Es un Ingeniero Agrónomo platense, hincha del León. Sus ojos celestes, casi transparentes, hacen juego con la camisa a rayas que lleva puesta. “Cuando me recibí quería dedicarme a la agronomía regional pero empecé a trabajar en el servicio meteorológico, acá en Capital, y viajaba todos los días en tren”, cuenta mientras refriega los dedos sobre su cara. “Recuerdo que los vagones del tren no tenían puerta, las ventanillas se subían solas, hacía frío, no había luz, entonces yo iba a la estación de Constitución y elegía el vagón oscuro porque la luz se prendía cuando empezaba a funcionar”.

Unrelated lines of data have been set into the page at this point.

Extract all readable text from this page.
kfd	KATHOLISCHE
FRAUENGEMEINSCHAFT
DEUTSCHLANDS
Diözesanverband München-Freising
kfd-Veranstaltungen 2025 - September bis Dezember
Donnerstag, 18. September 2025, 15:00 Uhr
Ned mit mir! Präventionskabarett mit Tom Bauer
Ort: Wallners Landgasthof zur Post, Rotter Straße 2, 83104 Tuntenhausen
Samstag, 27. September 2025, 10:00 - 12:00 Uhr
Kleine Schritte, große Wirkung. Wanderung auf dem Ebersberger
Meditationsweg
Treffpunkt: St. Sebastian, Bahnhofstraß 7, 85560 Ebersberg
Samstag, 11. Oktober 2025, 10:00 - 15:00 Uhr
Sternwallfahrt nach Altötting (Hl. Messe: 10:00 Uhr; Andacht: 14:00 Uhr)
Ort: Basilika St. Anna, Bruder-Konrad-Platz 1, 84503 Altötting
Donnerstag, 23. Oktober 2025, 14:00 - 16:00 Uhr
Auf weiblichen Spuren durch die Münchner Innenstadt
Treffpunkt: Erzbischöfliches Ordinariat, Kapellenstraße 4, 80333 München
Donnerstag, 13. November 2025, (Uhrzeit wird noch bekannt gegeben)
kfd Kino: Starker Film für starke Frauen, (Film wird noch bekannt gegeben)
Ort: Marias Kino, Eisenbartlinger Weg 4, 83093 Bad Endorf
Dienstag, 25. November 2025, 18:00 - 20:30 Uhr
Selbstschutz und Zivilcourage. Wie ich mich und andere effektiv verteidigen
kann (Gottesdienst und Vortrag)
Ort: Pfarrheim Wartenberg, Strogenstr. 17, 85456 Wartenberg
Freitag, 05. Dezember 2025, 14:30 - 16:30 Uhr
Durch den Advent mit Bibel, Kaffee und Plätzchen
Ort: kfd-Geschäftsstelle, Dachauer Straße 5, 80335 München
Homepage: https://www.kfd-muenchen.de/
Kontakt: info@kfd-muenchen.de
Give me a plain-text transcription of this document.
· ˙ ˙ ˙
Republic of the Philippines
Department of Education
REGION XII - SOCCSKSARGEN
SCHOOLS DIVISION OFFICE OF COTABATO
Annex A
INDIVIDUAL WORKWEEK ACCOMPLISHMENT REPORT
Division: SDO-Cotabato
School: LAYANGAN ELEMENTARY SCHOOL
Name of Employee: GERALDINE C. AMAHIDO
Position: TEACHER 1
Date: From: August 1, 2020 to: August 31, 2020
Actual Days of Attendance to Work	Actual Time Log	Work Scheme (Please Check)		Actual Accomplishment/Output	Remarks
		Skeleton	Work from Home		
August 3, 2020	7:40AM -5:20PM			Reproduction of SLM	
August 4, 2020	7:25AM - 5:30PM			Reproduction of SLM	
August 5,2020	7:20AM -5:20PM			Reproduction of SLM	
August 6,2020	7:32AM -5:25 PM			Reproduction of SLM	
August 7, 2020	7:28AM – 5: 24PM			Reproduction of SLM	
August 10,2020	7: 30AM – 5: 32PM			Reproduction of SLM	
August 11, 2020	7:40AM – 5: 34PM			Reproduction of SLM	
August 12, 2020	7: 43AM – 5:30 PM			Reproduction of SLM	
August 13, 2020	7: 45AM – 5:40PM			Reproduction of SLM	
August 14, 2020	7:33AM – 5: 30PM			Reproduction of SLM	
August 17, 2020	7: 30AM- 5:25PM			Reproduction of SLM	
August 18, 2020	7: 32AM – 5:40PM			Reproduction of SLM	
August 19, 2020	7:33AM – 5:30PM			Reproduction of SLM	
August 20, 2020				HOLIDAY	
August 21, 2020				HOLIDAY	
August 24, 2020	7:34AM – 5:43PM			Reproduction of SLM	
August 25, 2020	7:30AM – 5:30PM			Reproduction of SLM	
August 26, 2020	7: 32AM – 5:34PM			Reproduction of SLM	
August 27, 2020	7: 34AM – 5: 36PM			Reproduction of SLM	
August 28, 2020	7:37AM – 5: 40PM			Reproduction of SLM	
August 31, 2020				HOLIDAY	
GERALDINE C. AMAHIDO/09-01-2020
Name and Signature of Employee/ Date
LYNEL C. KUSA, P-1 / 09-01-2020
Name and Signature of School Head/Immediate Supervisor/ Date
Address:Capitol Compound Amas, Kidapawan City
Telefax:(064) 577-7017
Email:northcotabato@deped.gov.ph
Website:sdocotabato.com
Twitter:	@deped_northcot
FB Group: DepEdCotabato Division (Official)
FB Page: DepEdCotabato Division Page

En el lugar hay olor a café y a cartucho de tinta. Sin duda, la computadora no es un elemento imprescindible para su trabajo. “Siempre fui al campo. Desde chico hasta que comencé la facultad, todos los veranos los pasaba en un campo cerca de 25 de mayo. Por ahí fue eso lo que me llevó a estudiar Agronomía, aunque la elegí porque era una carrera corta, y mis padres no tenían mucha plata para mantener mis estudios”.

Aunque está sentado no deja de lucir sus brillantes zapatos de cuero marrón, seguramente cepillados por alguno de los lustrabotas de calle Florida, o en las antiguas paradas del tranvía que sabía recorrer con soltura las diagonales de su ciudad natal, La Plata. “Cuando era chico jugaba al fútbol, a la billarda y a la bolita”.

De origen germánico, “Edmundo” significa “defensor de su tierra”, carga simbólica que supo poner en práctica en su juventud cuando tomó la decisión de estudiar Agronomía. Hijo de un comerciante y de una maestra que recorría siete leguas en sulky para ir a la escuela, vivía en una casa ubicada en 58 entre 9 y 10. Sólo quince cuadras lo separaban de la Facultad de Agronomía, aquella que lo recibió a finales de la década del 30. “Mi camada de egresados fue una revolución porque normalmente entraban quince o veinte alumnos y nosotros éramos ciento cincuenta. Íbamos a cursar vestidos de traje y sombrero; y teníamos sólo dos compañeras mujeres a las que tratábamos de usted”.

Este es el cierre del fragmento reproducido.